Die Fahrt von SBB-Cargo-Zug 43413 verdeutlicht dies auf Anhieb. Die Abfahrt, so steht im Fahrplan des Betreibers der Gleisanlagen – der „DB Netz“, ist für 9.08 Uhr gesetzt. Doch an diesem Tag ist von Anfang an der Wurm drin. Lokführer Wunderlich sagt wenig später: „Geduld haben, das lernt man hier schnell“. Seit drei Jahren ist er Lokführer auf Güterzügen der „SBB International“, seine Schicht an diesem Samstag begann um ein Uhr früh. Es ist heute seine dritte Fahrt zwischen Offenburg und Singen, dem deutschen Endziel der Umleitung. Schon bei der Herfahrt gab es ein Problem beim Bahnübergang südlich Hausach – mehr als 20 Minuten ist er im Verzug.

Das rächt sich nun. „Singen nimmt vor elf Uhr keine Züge mehr an“, gibt der örtliche Fahrdienstleiter durch. Wunderlich, der in Friesenheim, nicht weit entfernt vom Startpunkt, wohnt, muss die Abfahrt verschieben – „auf unbestimmt“. Doch sein Drängen hat später Erfolg. Er verweist auf das Ende seiner „Lenkzeiten“ um 13.30 Uhr. Danach muss er in den Feierabend, so die Vorschrift. Wenn er nicht fahren könne, müsse der Zugverband stehen bleiben – „irgendwo auf freier Strecke“. Um 10.35 Uhr gehts tatsächlich los, fast 90 Minuten später als geplant – obwohl zwei andere Güterzüge länger warten als er. Mit gemächlichen 70 Kilometer pro Stunde darf er ausfahren. Schnell sind die Orte Gengenbach und Biberach im Kinzigtal erreicht.

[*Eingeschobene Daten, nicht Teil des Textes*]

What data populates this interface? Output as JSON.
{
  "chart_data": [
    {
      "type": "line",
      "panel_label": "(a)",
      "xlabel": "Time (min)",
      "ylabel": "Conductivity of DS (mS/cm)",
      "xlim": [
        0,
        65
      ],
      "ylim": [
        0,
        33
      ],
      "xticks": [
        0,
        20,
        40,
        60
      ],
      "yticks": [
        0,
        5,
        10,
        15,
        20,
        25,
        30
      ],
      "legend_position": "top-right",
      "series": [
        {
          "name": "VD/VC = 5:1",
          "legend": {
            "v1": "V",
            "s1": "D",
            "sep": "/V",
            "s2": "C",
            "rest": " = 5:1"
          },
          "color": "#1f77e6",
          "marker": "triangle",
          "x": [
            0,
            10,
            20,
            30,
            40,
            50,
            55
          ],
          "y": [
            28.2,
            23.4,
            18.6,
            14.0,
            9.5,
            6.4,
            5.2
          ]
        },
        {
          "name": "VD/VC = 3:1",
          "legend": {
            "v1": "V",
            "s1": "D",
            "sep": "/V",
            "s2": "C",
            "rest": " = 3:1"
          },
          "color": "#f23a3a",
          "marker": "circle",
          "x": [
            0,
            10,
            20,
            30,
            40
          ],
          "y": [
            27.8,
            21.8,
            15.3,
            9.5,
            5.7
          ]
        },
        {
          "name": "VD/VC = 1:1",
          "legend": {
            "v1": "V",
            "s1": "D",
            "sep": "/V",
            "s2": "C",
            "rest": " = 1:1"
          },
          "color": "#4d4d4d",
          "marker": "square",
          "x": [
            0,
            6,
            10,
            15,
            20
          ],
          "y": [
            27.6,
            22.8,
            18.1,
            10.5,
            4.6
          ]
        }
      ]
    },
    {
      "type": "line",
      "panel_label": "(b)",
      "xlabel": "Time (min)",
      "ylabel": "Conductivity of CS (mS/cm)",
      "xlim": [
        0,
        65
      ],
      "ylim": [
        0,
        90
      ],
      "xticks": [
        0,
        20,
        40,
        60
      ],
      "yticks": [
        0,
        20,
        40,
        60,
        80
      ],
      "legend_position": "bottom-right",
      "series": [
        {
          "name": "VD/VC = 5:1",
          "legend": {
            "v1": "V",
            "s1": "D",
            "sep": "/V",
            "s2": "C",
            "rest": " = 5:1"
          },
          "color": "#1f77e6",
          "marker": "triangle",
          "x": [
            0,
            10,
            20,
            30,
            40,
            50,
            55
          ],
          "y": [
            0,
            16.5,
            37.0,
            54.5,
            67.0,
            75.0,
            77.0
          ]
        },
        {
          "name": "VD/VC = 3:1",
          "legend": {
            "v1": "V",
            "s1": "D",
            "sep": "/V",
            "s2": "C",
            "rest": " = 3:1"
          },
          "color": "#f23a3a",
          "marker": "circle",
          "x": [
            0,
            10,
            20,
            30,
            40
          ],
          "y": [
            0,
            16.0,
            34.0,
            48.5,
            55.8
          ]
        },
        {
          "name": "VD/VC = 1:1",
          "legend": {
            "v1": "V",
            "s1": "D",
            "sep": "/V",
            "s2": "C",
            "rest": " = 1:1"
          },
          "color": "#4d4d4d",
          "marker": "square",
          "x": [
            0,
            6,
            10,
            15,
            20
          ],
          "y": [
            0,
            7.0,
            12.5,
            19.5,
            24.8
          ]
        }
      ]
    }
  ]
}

Hausach wird zeitweise zum Güterbahnhof

Doch der Optimismus, nun wieder freie Fahrt zu haben, wird schnell getrübt. Gegen 10.56 Uhr vermeldet der Co-Pilot des Cargo-Zuges, SBB-Regionalleiter Stanislaw Leschenko: „In sechs Kilometern ist die Reise zu Ende“. Die auf rot stehende Signalanlage verdonnert zur Langsamfahrt. Weniger als 40 Kilometer pro Stunde zeigt nun der Zug-Tachometer.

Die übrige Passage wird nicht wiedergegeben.